Alessandro Sanquirico, L'elisir d'amore, Scena 1, atto I
Ritengo che in Elisir i personaggi siano messi in rapporto contrastante con l'ambiente che li ospita. Che Nemorino ed Adina non siano più vacui caratteri, ma attori autenticamente romantici, è indubbio. Ma se guardiamo le stampe di Alessandro Sanquirico che riproducono la scenografia del 1832, abbiamo la rappresentazione di una natura pittorica, bella, armonica se non addirittura 'ideale'. L'Adour di Sanquirico riecheggia il mito dell'età dell'oro piuttosto che lo sturm del naturalismo romantico maturo: lo sento più vicino al Settecento di Fragonard che non a Caspar David Friederich, o a Turner, per intenderci.

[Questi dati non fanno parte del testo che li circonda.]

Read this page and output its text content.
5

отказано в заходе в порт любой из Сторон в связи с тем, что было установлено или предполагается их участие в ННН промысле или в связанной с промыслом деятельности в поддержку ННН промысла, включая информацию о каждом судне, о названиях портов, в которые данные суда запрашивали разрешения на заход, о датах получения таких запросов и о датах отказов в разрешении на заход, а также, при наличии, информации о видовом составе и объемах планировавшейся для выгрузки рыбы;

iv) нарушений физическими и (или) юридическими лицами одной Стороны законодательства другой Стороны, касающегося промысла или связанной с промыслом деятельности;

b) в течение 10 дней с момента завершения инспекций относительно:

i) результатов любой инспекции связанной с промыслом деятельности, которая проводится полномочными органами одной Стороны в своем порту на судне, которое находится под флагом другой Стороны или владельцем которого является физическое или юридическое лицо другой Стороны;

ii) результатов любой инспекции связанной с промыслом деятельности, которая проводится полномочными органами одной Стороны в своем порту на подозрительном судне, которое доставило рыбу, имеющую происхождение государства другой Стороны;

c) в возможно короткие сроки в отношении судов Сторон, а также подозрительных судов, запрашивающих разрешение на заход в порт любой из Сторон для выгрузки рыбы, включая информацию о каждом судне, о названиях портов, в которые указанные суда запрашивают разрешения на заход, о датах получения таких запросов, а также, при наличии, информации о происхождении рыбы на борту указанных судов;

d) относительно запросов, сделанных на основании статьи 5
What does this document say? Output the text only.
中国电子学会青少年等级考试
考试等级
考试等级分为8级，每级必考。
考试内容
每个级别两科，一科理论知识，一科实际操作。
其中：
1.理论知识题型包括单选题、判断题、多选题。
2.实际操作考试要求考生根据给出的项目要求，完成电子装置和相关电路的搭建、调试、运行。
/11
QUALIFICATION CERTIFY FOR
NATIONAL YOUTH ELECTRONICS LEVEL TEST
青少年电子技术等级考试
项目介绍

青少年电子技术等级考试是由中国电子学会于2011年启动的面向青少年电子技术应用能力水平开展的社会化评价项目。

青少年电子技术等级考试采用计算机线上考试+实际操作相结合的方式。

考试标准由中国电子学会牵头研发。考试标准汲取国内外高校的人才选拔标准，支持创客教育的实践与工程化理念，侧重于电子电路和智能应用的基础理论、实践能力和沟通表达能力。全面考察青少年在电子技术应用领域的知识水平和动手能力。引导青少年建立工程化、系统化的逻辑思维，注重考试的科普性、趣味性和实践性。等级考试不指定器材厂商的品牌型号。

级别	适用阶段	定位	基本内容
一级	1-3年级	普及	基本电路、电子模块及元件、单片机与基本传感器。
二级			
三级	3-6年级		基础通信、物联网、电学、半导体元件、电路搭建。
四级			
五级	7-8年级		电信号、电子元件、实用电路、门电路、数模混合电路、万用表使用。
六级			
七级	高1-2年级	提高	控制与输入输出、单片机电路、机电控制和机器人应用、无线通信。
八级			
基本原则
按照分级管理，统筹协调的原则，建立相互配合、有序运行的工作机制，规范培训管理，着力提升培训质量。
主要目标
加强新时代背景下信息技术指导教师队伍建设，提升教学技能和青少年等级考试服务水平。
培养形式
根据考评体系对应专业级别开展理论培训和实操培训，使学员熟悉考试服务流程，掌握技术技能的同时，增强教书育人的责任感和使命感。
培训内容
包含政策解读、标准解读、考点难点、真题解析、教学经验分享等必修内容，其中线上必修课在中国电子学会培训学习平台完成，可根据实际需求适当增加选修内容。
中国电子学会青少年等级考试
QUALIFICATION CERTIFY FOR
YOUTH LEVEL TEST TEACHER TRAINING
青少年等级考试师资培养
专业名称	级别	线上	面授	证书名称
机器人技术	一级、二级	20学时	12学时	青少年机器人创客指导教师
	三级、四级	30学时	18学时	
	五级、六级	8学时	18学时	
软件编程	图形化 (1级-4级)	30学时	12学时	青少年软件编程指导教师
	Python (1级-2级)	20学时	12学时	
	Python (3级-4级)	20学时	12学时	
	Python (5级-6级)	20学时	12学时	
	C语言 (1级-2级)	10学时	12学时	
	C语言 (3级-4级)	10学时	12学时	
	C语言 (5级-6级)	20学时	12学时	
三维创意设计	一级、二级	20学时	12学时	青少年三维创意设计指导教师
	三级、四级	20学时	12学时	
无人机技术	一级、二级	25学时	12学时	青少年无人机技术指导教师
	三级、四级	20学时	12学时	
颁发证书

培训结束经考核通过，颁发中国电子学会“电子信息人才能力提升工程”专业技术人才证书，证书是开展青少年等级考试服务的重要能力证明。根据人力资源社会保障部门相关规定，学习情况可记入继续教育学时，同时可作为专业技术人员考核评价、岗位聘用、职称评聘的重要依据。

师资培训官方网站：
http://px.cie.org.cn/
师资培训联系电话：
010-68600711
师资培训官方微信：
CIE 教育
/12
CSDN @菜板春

È evidente che anche per Romani e Donizetti il tono classicheggiante dell'eloquio doveva essere elemento caratterizzante del dramma, e rivestiva almeno pari importanza dell'altro elemento evidente, la sentimentalità moderna. Ora, immaginare un ambiente rurale realistico stile Albero degli zoccoli è sicuramente operazione lecita, a patto di riconoscere l'aporia fra ambiente e azione. Le fatiche, la miseria, la disperazione dei personaggi alla Ermanno Olmi, cozzano con un gruppo di popolani che bruciano sì, ma per le vampe dell'amore e non per lo sfinimento della mietitura. Ho dunque cercato un'altra direzione, pur storicizzata dal punto di vista visivo. Ho pensato di tradurre l'altezza del tono tingendo la vicenda con costumi dichiaratamente primo ottocenteschi, citando i climi del neoclassicismo francese. I nobili, antiquari possedimenti di Adina sono il luogo in cui agiscono i 'cortigiani' d'una ricca ed erudita padrona di casa. La campagna è intesa come  parco d'una villa, i contadini come lavoranti della signora: giardinieri, fioristi, artigiani, dame di compagnia. Questo mi ha consentito di tracciare visivamente, assieme allo scenografo Angelo Sala,  una sorta di piccola Arcadia, una specie di ortus concluso dalla pittura di paesaggio. Un paragone potrebbe essere fatto con alcune produzioni del pittore Philipp Otto Runge, che usa come sfondi giardini così dettagliati da diventare quasi irreali, simbolici. Runge cala, all'interno di questi contesti, personaggi veri, descritti con accesa verità d'espressione. In sostanza ho immaginato che un antico paesaggio dichiaratamente pittorico -e dunque astratto- ospitasse le moderne passioni di Nemorino. Passioni interpretate foscolianamente, senza buffoneria, e con tutta la compassione che ci è possibile accordare attraverso la musica.

Otto Runge, Noi tre
La sfida è quella di rispondere al capolavoro di Donizetti con un gesto teatrale sospeso a metà tra l'eleganza della natura e la poesia dei suoi abitanti.